Music

Judith Owen

Judith Owen

About Judith Owen


What Judith Owen's new album Ebb and Flow evokes the spirit of the halcyon days of the great 1970s troubadours is not accidental.

In a set of potent songs about love and loss, pain and joy, dreams and despair, the Welsh singer-songwriter fearlessly explores the duality of the human condition - and to do justice to the songs she turned to the legendary musicians who created the seventies troubadour sound.

Between them, her core band of drummer Russ Kunkel, bassist Leland Sklar and guitarist Waddy Wachtel played on many of the landmark albums from the era by the likes of Carole King, James Taylor, Joni Mitchell and Jackson Browne.

The three musicians who "created the sound of the 1970s" (Rolling Stone) were always the band Owen wanted to work with. "I fell in love with them; that soothing sound and the consummate side-men who helped create it," says Owen. David Crosby described them simply as "the best." With Ebb and Flow, they recorded together for the first time in fifteen years.

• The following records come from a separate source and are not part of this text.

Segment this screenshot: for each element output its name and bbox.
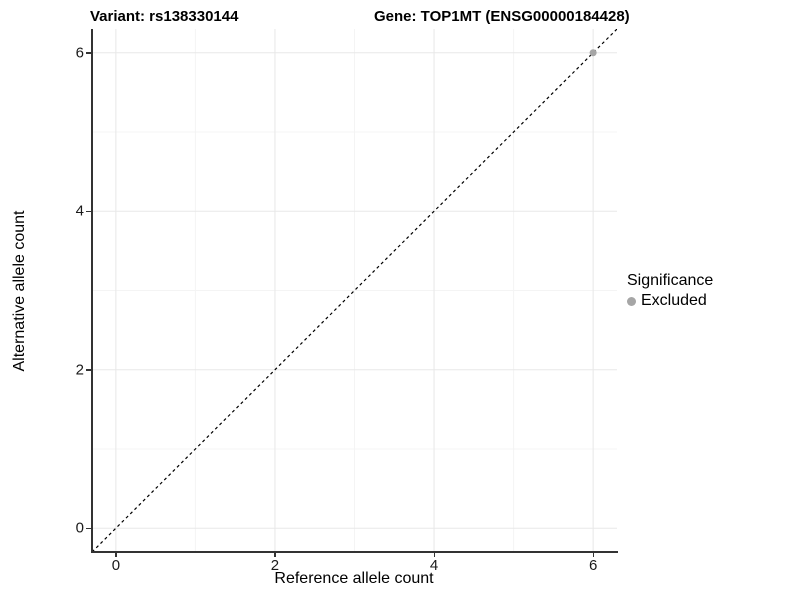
y-tick-label: 2: [75, 361, 84, 379]
x-tick-label: 0: [111, 557, 121, 574]
legend-items: Excluded: [627, 292, 713, 310]
x-tick-mark: [592, 552, 595, 557]
x-tick-mark: [115, 552, 117, 557]
legend-key-dot: [627, 296, 636, 306]
x-axis-label: Reference allele count: [274, 570, 434, 587]
y-tick-mark: [86, 527, 91, 530]
y-tick-mark: [86, 52, 91, 54]
x-tick-mark: [274, 552, 276, 557]
y-tick-label: 4: [75, 202, 84, 220]
x-tick-mark: [433, 552, 436, 557]
x-tick-label: 2: [270, 557, 280, 574]
y-axis-line: [91, 29, 93, 553]
legend: Significance Excluded: [627, 272, 713, 310]
y-tick-mark: [86, 210, 91, 213]
variant-title: Variant: rs138330144: [90, 8, 239, 25]
y-axis-label: Alternative allele count: [11, 210, 28, 372]
x-tick-label: 4: [429, 557, 439, 574]
x-axis-line: [91, 551, 618, 553]
legend-item-label: Excluded: [641, 292, 707, 309]
y-tick-mark: [86, 369, 91, 371]
data-point: [589, 49, 597, 57]
legend-title: Significance: [627, 272, 714, 289]
legend-item: Excluded: [627, 292, 713, 310]
gene-title: Gene: TOP1MT (ENSG00000184428): [374, 8, 630, 25]
plot-panel: [92, 29, 617, 552]
y-tick-label: 6: [75, 44, 84, 62]
y-tick-label: 0: [75, 519, 84, 537]
x-tick-label: 6: [588, 557, 598, 574]
plot-canvas: [92, 29, 617, 552]
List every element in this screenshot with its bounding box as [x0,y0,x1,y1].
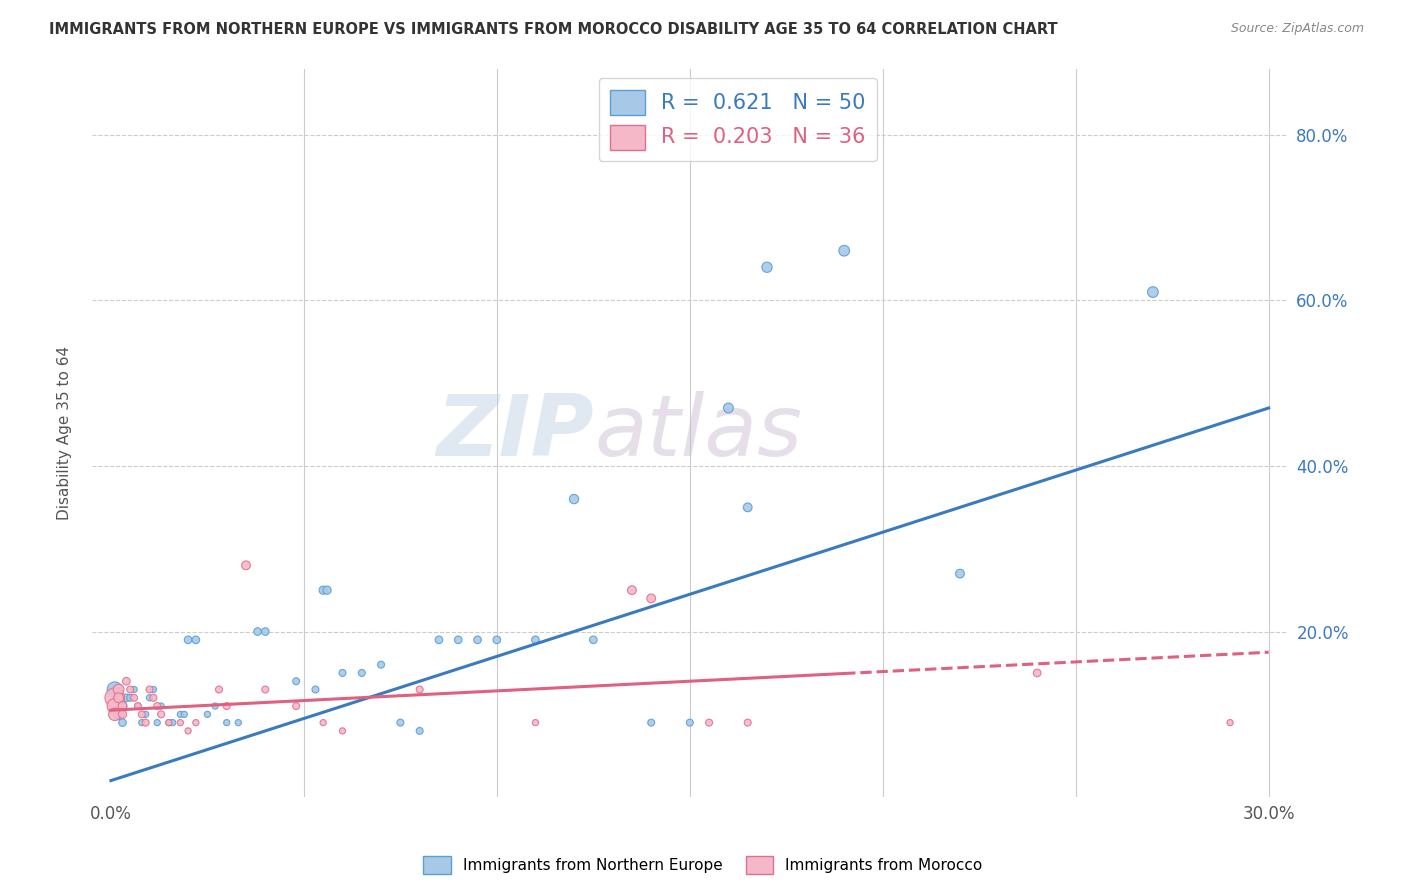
Point [146,699,169,714]
Point [142,690,165,705]
Point [1026,665,1049,680]
Point [467,632,489,647]
Point [107,707,129,722]
Point [226,715,249,730]
Point [127,699,149,714]
Point [208,682,231,697]
Point [146,715,169,730]
Point [120,682,142,697]
Point [150,699,173,714]
Text: Source: ZipAtlas.com: Source: ZipAtlas.com [1230,22,1364,36]
Point [235,558,257,573]
Point [254,624,277,639]
Point [107,690,129,705]
Point [447,632,470,647]
Point [582,632,605,647]
Point [640,715,662,730]
Point [737,500,759,515]
Point [427,632,450,647]
Point [169,715,191,730]
Point [131,715,153,730]
Point [177,723,200,738]
Point [142,682,165,697]
Point [254,682,277,697]
Point [215,715,238,730]
Point [717,401,740,415]
Point [107,682,129,697]
Point [127,699,149,714]
Point [162,715,184,730]
Point [832,244,855,258]
Point [115,674,138,689]
Point [408,682,430,697]
Y-axis label: Disability Age 35 to 64: Disability Age 35 to 64 [58,346,72,520]
Point [246,624,269,639]
Text: atlas: atlas [595,392,801,475]
Point [949,566,972,581]
Point [150,707,173,722]
Point [316,583,339,598]
Point [111,699,134,714]
Point [332,723,354,738]
Point [215,699,238,714]
Point [285,674,308,689]
Point [135,715,157,730]
Point [697,715,720,730]
Point [1219,715,1241,730]
Point [173,707,195,722]
Point [389,715,412,730]
Point [122,690,145,705]
Point [524,632,547,647]
Legend: Immigrants from Northern Europe, Immigrants from Morocco: Immigrants from Northern Europe, Immigra… [418,850,988,880]
Point [332,665,354,680]
Legend: R =  0.621   N = 50, R =  0.203   N = 36: R = 0.621 N = 50, R = 0.203 N = 36 [599,78,877,161]
Text: ZIP: ZIP [436,392,595,475]
Point [285,699,308,714]
Point [104,707,127,722]
Point [562,491,585,506]
Point [1142,285,1164,299]
Point [138,690,160,705]
Point [120,690,142,705]
Point [115,690,138,705]
Point [204,699,226,714]
Point [312,715,335,730]
Point [177,632,200,647]
Point [304,682,326,697]
Point [679,715,702,730]
Point [122,682,145,697]
Point [169,707,191,722]
Point [408,723,430,738]
Point [184,632,207,647]
Point [157,715,180,730]
Point [197,707,219,722]
Point [157,715,180,730]
Point [485,632,508,647]
Point [104,682,127,697]
Point [350,665,373,680]
Text: IMMIGRANTS FROM NORTHERN EUROPE VS IMMIGRANTS FROM MOROCCO DISABILITY AGE 35 TO : IMMIGRANTS FROM NORTHERN EUROPE VS IMMIG… [49,22,1057,37]
Point [138,682,160,697]
Point [737,715,759,730]
Point [104,699,127,714]
Point [524,715,547,730]
Point [104,690,127,705]
Point [620,583,643,598]
Point [135,707,157,722]
Point [184,715,207,730]
Point [312,583,335,598]
Point [111,707,134,722]
Point [756,260,779,275]
Point [131,707,153,722]
Point [370,657,392,672]
Point [111,699,134,714]
Point [640,591,662,606]
Point [111,715,134,730]
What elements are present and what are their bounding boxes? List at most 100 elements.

"The kind of music I write is so influenced by that sound and period that I wanted to go direct to the source," Owen explains. "When I write songs, I'm hearing a sound in my head - and they knew the sound because they invented it."

The songs on Ebb and Flow touch on the deepest emotions of Owen's own storied life with an unswerving honesty. But although her songs are highly personal, the emotions are universal.

"Singing about the human condition, living under the shadow of loss and frustration and sadness and loneliness and not being gratuitously sentimental about it, instead making something beautiful out of it - that's the songwriter's job," Owen says.